A senior figure at the Road Haulage Association (RHA) has branded claims by the Transport Secretary that he was behind the leak that sparked the panic buying of fuel as “nonsense”.
Rod McKenzie, managing director of policy and public affairs at the RHA, called for better treatment of truckers to help solve the crisis.
Transport Secretary Grant Shapps claimed Mr McKenzie was the source of the leak, which had been decided at a private meeting.
Mr McKenzie told the PA news agency: “The allegation against me is nonsense.
“I was not in the meeting. I was not briefed about the meeting afterwards. I certainly didn’t fleeting any journalists about the meeting about which I knew nothing.
“It is thoroughly without foundation.”
Mr McKenzie said the current shortage of lorry drivers had been a long time in the making and was a consequence of a “cocktail of chaos” including a pre-existing shortfall, the pandemic and Brexit.
He said the industry had been short of around 50,000 drivers before Brexit, while a further 20,000 had left after the UK quit the EU.
In addition, 40,000 trucker training tests were cancelled during the pandemic, leaving a shortage of more than 100,000 drivers.
“There is a cocktail of chaos here, it’s not one single thing – I appreciate the Government is briefing that it’s all about Covid-19, but there is a historic shortage in this country,” he said.
Although some employers were now offering salaries in excess of £50,000 to recruit British drivers, Mr McKenzie said it was unclear if they would stay at that level.
“It is good to see salaries rising, it is long overdue. Truckers do a great public service job and they need to be properly paid,” he said.

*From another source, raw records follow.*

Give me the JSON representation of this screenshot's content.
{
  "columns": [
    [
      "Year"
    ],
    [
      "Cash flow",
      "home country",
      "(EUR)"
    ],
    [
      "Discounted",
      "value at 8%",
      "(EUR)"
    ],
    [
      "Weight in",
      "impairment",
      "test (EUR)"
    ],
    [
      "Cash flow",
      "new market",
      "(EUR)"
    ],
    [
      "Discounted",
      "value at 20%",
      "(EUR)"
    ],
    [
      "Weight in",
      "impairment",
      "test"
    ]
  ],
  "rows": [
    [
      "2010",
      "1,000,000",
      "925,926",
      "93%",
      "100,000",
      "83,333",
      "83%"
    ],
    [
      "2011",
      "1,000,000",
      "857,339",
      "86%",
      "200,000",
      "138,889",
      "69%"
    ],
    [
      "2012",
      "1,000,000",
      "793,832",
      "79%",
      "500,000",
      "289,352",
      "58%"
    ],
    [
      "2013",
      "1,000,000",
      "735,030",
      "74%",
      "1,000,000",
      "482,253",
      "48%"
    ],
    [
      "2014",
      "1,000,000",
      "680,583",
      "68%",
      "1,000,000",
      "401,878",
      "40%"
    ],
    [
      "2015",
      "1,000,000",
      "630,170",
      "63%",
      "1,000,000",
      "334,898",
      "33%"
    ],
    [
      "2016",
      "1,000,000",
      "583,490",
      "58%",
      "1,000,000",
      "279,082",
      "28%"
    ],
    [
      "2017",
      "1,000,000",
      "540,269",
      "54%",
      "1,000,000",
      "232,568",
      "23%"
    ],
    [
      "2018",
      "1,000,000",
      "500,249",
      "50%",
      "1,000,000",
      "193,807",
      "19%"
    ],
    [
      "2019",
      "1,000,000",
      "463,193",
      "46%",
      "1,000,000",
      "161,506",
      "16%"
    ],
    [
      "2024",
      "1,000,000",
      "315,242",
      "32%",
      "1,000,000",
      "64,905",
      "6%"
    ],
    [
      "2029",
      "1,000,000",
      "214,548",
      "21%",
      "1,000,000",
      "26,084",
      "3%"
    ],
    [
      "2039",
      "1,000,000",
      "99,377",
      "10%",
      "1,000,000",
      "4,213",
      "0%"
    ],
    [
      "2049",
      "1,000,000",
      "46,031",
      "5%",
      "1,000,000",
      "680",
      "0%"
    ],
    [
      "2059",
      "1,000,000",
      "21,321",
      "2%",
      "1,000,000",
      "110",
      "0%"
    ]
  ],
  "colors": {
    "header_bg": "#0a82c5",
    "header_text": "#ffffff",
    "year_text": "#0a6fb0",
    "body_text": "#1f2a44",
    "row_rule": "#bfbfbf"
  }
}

“But of course that is only part of the package, because the other is about conditions – roadside conditions are pretty poor.”
Mr McKenzie warned that the current shortage could get worse if action was not taken, as the average age of UK lorry drivers was 57 and not enough young drivers were replacing those that retired.
“I was at a roadside truck stop last week – there were 70 trucks parked up and one lavatory between them, and that puts women off going into the profession and it puts young Brits off generally,” he said.
Mr McKenzie said that in addition as a without of toilets and showers, there were comparatively few safe parking facilities in the UK and drivers were often not treated well by employers and customers.
“I think one of the things we need to address in this country is the way we treat and regard truckers, and a lot of them talk about the very bad treatment they get at dispensing centres when they’re delivering – they’re told to wait or they are shouted at,” he said.
“Most of us in that job don’t have that sort of relationship with customers, with stakeholders, with bosses or at any rate, so there is a real holistic need to address all these problems together.”